Il s’agit de poser une caméra sur le requin. Nous pourrons alors suivre ses déplacements 24 heures sur 24. Grâce à la caméra, on pourra voir les interactions avec les autres requins, le mode de chasse ainsi que les zones de repos et de prédation. Jusqu’à ce mardi, nous n'avons marqué qu’un seul requin tigre mais nous n’avons pas pu poser la caméra, son aileron était très abîmé.

* Lors d’attaques de requins, on entend souvent parler de confusion de la victime avec des tortues. Qu’en est-il ?

C’est un fait admis. Il fait partie des légendes urbaines. Toutefois, chez les requins blancs, cette confusion est assez flagrante mais avec les otaries. Vue d’en haut, le surfeur peut être pris pour cet animal.
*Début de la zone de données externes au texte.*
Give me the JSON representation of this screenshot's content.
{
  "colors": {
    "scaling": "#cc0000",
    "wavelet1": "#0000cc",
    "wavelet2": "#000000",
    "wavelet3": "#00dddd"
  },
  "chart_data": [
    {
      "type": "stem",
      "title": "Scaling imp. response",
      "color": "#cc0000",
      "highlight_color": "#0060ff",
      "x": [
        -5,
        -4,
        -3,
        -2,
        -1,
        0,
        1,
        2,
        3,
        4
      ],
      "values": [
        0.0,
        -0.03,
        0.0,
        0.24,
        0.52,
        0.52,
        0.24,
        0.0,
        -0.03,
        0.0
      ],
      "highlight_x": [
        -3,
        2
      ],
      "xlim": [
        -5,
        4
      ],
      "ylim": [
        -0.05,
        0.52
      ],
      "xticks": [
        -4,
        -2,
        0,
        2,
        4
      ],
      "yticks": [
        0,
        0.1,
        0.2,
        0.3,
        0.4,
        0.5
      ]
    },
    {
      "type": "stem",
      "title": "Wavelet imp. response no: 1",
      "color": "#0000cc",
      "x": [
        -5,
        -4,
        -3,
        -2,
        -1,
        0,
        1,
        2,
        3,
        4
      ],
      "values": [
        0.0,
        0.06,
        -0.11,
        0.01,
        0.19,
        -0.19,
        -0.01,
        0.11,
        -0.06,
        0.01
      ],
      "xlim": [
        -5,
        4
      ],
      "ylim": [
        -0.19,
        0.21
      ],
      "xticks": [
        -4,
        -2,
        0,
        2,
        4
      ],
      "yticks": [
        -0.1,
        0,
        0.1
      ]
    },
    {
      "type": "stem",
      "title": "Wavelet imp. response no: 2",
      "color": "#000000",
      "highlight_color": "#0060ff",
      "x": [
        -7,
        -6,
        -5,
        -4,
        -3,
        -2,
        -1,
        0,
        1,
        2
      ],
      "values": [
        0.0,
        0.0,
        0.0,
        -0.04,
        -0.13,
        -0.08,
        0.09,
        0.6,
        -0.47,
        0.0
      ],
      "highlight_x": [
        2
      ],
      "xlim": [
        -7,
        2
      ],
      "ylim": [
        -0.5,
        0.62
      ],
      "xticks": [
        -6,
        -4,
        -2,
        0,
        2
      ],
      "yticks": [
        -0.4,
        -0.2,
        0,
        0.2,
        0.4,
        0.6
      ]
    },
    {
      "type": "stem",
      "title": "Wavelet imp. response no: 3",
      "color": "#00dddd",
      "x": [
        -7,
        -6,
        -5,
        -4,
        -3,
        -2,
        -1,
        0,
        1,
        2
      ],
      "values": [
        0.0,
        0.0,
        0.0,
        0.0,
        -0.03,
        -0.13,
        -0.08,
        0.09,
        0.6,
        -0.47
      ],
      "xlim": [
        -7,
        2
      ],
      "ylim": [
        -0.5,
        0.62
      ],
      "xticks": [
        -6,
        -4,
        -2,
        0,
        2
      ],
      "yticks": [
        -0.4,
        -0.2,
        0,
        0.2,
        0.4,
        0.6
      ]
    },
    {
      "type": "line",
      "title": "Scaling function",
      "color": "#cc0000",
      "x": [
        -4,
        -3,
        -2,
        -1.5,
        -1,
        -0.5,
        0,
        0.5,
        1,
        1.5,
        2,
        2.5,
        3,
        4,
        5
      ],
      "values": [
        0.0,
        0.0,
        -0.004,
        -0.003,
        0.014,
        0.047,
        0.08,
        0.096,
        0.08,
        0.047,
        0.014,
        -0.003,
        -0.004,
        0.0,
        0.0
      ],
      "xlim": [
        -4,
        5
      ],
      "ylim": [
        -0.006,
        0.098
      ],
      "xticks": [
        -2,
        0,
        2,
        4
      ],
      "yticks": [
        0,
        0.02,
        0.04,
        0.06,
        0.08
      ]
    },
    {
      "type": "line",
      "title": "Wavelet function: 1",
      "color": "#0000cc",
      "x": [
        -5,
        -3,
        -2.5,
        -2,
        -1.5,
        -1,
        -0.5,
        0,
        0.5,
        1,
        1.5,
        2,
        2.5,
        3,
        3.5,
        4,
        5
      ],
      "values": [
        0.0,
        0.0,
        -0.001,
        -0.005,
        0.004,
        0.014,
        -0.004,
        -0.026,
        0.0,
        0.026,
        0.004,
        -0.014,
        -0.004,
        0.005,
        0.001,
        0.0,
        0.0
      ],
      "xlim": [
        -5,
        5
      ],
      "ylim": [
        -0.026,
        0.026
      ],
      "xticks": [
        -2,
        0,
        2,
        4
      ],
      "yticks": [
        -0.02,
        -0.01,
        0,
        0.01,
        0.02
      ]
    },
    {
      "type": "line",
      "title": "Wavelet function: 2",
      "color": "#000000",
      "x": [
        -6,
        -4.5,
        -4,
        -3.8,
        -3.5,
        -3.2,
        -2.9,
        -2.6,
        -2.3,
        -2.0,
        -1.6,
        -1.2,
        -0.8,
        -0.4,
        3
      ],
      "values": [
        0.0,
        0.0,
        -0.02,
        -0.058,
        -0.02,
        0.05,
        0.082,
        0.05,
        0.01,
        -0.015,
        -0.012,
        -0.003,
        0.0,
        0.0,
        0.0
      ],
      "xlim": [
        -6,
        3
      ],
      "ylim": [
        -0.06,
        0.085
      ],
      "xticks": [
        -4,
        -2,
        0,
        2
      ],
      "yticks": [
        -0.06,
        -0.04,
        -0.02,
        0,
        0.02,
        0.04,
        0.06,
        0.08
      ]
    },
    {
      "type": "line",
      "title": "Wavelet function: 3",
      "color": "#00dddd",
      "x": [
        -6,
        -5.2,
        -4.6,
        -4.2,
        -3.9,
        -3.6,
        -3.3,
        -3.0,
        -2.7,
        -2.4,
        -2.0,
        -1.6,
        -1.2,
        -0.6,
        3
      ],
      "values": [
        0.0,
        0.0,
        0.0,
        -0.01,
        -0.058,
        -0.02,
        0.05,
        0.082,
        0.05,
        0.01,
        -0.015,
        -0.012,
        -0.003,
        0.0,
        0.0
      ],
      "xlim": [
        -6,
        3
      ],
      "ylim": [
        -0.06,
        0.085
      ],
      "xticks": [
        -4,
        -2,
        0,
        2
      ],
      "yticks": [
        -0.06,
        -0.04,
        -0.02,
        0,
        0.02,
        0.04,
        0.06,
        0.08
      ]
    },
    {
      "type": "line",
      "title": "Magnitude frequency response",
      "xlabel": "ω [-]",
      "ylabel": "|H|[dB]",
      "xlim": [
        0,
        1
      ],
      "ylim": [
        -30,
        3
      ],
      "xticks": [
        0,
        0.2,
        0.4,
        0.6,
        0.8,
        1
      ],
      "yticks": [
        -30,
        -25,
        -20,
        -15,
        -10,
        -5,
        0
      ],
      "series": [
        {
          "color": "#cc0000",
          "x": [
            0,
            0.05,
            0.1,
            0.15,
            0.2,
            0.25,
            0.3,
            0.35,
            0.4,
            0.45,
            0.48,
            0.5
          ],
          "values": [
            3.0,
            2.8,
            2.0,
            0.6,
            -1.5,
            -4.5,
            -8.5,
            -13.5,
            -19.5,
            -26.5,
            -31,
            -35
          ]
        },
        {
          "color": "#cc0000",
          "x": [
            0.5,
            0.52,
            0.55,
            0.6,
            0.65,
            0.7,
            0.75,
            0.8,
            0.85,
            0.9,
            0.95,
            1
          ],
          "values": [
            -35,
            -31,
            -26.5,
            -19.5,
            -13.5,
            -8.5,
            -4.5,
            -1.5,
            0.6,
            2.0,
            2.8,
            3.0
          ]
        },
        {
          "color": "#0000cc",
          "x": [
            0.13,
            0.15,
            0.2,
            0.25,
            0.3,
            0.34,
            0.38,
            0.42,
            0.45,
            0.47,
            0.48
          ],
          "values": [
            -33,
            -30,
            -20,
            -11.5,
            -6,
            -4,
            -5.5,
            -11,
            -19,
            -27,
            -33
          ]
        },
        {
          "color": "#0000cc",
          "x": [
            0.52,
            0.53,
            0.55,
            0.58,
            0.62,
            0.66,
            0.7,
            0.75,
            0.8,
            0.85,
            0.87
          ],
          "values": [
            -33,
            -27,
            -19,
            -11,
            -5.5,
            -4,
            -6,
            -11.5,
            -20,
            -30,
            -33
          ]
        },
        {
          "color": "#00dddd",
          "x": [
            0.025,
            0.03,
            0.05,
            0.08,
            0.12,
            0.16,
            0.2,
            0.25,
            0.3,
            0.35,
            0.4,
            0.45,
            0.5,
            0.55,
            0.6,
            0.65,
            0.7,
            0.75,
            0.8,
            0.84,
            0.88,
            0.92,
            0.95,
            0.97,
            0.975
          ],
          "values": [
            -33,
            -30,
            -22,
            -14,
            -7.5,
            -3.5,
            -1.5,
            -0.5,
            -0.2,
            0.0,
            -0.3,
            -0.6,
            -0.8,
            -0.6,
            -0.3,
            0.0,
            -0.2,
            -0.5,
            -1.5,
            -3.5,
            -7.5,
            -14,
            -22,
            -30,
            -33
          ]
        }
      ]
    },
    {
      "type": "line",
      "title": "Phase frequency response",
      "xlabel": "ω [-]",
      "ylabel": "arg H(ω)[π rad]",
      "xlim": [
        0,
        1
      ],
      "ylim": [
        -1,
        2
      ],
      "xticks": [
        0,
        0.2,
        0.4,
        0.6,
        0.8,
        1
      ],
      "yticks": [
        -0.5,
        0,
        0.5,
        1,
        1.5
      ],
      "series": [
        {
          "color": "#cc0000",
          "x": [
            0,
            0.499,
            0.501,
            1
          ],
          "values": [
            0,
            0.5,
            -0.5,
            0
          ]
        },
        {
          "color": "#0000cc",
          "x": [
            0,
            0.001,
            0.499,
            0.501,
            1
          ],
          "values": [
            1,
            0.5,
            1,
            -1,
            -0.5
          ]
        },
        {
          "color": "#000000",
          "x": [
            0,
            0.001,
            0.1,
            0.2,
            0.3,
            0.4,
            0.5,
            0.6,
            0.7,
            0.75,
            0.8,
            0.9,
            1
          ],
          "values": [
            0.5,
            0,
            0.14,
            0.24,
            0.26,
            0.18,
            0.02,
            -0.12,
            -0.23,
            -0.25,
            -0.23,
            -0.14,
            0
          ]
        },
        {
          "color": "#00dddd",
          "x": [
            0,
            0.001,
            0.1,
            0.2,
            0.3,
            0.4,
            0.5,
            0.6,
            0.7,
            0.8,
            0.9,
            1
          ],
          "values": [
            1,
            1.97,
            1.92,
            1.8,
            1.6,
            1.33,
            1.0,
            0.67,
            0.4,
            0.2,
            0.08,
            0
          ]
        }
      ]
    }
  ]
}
* Ce lundi, le préfet Jean-Luc Marx a, entre autres, annoncé l’expérimentation de drum-line en baie de Saint-Paul. Que pensez-vous de ce dispositif ?

Je commenterais cela plus tard….

* En attendant les différentes études, que préconisez-vous pour prévenir le risque requin ?

À court terme, je pense que les vigies requins sont efficaces. À long terme, il faut comprendre pourquoi les squales se comportent ainsi, travailler sur les causes humaines et éviter les zones à risques que nous aurons défini. Il faut plus de discipline.